My mieliśmy wesele w Romie 26.06. 2010.
Minęło już sporo czasu, jednak wspomnienia wciąż mamy wspaniałe. To miejsce z pewnością jest magiczne.
Nie mieliśmy ślubu w kapliczce, gdyż naszym zdaniem nic nie odda uroku uroczystości w kościele, jednak to już kwestia gustu.
Po przyjeździe na wesele byliśmy oczarowani. Piękna pogoda, wspaniała organizacja, życzenia na pomoście, przystrojenie i organizacja taka, o jakiej marzyliśmy.
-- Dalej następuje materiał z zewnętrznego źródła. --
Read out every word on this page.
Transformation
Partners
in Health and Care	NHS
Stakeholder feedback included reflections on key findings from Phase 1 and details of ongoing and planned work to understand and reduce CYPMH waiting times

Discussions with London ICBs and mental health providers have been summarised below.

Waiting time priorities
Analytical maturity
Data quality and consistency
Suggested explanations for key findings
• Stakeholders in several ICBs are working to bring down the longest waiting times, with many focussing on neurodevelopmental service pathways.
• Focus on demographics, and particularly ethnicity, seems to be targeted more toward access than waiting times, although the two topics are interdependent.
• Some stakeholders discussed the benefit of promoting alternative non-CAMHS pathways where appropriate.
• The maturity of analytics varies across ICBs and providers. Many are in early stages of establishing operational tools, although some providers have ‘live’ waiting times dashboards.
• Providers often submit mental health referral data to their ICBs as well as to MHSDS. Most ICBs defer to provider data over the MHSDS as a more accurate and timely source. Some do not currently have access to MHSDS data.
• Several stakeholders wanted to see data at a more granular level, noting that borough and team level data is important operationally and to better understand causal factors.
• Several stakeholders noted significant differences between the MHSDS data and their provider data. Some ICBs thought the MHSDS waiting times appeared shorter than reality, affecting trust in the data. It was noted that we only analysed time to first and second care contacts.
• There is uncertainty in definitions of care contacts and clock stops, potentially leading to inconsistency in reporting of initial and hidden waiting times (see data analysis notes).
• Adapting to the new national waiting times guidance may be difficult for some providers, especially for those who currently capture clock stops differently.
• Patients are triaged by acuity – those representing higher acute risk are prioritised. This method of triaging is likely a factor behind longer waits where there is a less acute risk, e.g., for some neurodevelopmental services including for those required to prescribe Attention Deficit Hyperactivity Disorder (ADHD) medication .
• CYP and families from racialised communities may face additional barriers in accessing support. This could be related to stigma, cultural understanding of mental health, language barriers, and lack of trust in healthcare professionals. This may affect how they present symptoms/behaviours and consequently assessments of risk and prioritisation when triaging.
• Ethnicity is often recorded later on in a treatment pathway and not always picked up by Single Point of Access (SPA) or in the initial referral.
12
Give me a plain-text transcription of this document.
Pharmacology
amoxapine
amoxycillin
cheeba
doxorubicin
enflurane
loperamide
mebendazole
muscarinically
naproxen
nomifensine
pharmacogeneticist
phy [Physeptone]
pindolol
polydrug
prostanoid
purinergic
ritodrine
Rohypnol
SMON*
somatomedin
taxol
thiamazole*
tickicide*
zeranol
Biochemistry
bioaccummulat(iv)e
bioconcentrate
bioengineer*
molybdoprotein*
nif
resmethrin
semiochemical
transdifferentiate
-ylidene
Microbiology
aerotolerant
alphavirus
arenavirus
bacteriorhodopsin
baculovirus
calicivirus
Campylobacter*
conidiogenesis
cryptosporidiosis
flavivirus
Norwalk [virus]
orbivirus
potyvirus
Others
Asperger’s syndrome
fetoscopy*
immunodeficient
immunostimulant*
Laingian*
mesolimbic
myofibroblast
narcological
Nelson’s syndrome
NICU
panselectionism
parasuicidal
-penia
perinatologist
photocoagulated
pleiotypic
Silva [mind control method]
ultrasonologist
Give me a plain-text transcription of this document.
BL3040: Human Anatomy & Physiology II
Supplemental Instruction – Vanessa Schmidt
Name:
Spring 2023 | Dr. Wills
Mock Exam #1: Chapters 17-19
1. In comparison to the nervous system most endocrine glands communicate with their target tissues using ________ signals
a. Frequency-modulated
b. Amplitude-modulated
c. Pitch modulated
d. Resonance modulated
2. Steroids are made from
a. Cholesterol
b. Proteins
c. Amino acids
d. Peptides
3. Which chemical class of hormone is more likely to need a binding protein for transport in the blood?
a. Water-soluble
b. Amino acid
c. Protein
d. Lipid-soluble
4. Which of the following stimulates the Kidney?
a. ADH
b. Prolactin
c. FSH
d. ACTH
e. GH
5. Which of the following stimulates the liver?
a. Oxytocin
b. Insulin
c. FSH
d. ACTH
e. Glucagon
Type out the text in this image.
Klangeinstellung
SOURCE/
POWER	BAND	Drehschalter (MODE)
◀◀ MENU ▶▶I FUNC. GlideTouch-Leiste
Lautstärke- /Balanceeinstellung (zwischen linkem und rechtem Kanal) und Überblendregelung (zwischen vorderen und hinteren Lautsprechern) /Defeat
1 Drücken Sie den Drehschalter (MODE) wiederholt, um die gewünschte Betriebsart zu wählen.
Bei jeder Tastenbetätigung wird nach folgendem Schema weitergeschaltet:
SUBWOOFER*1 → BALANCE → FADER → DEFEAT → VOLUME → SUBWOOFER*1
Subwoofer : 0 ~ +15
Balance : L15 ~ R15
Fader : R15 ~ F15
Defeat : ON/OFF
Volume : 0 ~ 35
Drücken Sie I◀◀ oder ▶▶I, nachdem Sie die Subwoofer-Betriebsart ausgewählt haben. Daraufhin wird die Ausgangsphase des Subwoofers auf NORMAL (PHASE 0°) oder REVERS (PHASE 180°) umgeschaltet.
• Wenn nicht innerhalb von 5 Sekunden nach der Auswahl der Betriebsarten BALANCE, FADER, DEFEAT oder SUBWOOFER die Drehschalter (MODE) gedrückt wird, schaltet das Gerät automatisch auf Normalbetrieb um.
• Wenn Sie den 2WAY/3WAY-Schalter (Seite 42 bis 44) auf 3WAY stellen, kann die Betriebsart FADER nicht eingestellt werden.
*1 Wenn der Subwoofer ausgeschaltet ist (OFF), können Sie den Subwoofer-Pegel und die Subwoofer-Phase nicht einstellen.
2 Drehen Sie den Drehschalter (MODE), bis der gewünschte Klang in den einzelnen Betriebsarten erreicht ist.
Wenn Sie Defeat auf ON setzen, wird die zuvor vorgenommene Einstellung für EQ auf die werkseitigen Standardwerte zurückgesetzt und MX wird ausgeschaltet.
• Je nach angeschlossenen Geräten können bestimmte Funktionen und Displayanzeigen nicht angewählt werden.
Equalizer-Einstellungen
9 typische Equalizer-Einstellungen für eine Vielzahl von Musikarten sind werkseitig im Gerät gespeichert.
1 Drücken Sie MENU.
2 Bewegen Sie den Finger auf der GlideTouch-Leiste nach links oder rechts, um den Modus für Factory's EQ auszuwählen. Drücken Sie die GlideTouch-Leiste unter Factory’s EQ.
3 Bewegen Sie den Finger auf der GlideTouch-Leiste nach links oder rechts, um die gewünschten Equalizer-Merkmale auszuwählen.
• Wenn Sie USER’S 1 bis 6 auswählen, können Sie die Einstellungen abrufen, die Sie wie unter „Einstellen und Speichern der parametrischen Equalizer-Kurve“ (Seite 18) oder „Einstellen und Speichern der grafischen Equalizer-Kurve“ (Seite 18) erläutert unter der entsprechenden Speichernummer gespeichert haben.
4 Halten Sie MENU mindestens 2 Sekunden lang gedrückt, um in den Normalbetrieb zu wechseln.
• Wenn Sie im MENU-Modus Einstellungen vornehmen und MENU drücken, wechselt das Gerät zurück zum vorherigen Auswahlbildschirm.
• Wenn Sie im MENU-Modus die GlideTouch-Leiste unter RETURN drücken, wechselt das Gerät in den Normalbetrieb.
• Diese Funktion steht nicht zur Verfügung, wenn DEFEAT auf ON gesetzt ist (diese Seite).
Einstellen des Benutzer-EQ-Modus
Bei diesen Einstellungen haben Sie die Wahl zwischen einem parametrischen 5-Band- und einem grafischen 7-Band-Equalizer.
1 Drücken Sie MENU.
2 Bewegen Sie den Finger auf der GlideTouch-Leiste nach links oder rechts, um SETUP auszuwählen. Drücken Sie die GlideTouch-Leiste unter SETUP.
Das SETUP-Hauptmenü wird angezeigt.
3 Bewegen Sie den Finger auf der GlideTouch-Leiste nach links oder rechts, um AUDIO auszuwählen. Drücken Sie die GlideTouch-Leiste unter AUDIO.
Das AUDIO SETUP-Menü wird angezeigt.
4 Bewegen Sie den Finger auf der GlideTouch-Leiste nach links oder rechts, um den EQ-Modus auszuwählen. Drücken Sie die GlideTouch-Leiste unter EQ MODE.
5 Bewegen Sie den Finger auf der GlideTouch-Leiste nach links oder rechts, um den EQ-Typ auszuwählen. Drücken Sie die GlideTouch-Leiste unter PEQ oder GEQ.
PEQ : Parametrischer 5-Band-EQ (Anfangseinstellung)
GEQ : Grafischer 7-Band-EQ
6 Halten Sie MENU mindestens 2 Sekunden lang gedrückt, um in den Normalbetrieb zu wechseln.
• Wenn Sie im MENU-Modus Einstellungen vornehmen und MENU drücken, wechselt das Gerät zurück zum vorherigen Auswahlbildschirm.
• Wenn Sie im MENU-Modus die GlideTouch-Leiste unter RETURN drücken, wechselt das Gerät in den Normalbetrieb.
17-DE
Pani Kierownik w mig zrozumiała o co nam dokładnie chodzi i Ona jak i wszyscy pracownicy włożyli dużo pracy w to, by wszystko wyglądało tak, jak chcemy. Fachowa i dyskretna obsługa kelnerska (zbierająca nie wiedzieć kiedy brudne naczynia), pyszne jedzenie, umiejętność rozwiązywania problemów pod presją czasu - to z pewnością tylko część zasług całej kadry, z Panią Kierownik na czele. Przygotowała ona piękne powitanie. Była obecna w ośrodku podczas wesela i poprawin, kontrolując co pewien czas, czy wszystko w porządku. Nie możemy również zapomnieć o pomocy Agaty, która jest osobą z sercem na dłoni.
Wszyscy goście byli pod wielkim wrażeniem, a dla nas był to najpiękniejszy dzień w życiu.
Nie rozumiemy negatywnych opinii na temat ośrodka, gdyż pojawiające się na niniejszym forum zarzuty naprawdę nie mają pokrycia w rzeczywistości.
Na weselu nie grał zespół polecany przez ośrodek, więc nie mogę odnieść się do opinii na ich temat.
Ciasta i tort zamówiliśmy w cukierni Markiza z Żukowa. Prawdziwe pyszności!
Na poprawinach grał p.Adam Gorlikowski – świetny, doświadczony DJ.
Świetnie sprawdza się również wiejski stragan z wspaniałymi wędlinami.